We must understand how central tactility was to ideas of beauty, knowledge, and
meaning during the entire Modern period. Historian of the senses, Mark Smith:
“Not only was sculpture considered at least as refined and intellectually vital
as painting (most famously Michelangelo was obsessed with the power of the
sculptors generative touch), but sculpture facilitated a sort of interaction
denied by two dimensional art.” Smith explains in his Sensing the Past
that with modernism, seeing alone was considered limiting because the eyes read
only the surface of the object. Touch, conversely, was deemed an authenticator,
or way to access truth.
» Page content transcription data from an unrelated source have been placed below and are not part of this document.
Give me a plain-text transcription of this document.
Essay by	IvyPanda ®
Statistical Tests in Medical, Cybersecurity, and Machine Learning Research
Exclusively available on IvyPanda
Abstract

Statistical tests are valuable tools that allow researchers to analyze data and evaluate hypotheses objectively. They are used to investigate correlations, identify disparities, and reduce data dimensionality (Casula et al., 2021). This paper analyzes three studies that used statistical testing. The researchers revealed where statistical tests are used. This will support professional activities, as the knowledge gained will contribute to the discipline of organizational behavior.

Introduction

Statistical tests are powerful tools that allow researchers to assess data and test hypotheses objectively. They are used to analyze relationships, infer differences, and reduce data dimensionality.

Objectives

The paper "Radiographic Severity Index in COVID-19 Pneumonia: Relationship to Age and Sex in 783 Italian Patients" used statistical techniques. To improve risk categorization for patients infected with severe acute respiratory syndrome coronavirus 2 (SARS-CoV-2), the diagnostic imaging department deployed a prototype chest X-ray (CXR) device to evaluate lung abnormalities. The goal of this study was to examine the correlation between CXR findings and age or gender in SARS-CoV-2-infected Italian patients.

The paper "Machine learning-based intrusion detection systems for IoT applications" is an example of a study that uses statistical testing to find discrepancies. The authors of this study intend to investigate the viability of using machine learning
He further notes that true understanding and depth of
meaning can come only through touch. “Seeing is believing, but feeling is the
truth.” In painting, the materials (stones, oils, woods,) are all obscured, but
in sculpture the materials get to be themselves, unashamed.
A
little more history
Brancusi
is marked “the father of modern sculpture.” Ezra Pound called Brancusi a
“genius, “ and “in some dimensions a saint.” He described his life as “a
succession of marvelous events,” and he wanted his sculptures to “suddenly fill
the whole universe and express the Great Liberation!” Constantin Brancusi was
born of peasant parents in the village of Hobitza, within the foothills of the
Romanian Carpathian Alps, where life had remained unchanged for hundreds of
years. Even Brancusi’s physique seemed ancient and mythic. “He had a pagan
feeling for life and a pagan sense of Beauty,” wrote his friend, the journalist
Jeanne Robert Foster. His father died when he was nine, and later that year
Brancusi dropped out of school and lived as a shepherd. He worked odd jobs and
when he was eighteen made a violin from a crate, attracting the attention of
both his employer and one of the customers. They collected money and sent him
to the Criova School of Crafts, where he learned wood-carving and
metal-smithing full-time. He found work for a furniture factory, graduated from
school with honors, and began to make portraits. In 1903 Brancusi left Romania
for good to live and travel throughout Europe. He died in Paris, March 15th,
1957.
He was good friends with Matisse, Man Ray, Marcel Duchamp, Tristan Tzara, Picasso, Modigliani, and Guillaume Apollinair. He contributed to Dada journals and art magazines with Ducamp’s and Tzara. Eric Satie and Brancusi were good friends, played music together, and some argue that his mystical Romanian past influenced Satie’s famous Gymnopedies. As early as 1907, (or even 1894,) Brancusi became deeply influenced by Plato; five of Plato’s Dialogues found in Brancusi’s library are almost disintegrated from frequent use. He also carried around a Tibetan Buddhist text: The Songs of Milerepa, "like a bible." Anna Chave, summarizing all the evidence, observed that Brancusi “would emerge as a latter-day Platonist who succeeded in transcending individual and ephemeral states of mind to arrive at the eternal and the universal in works embodying pure, essential form.”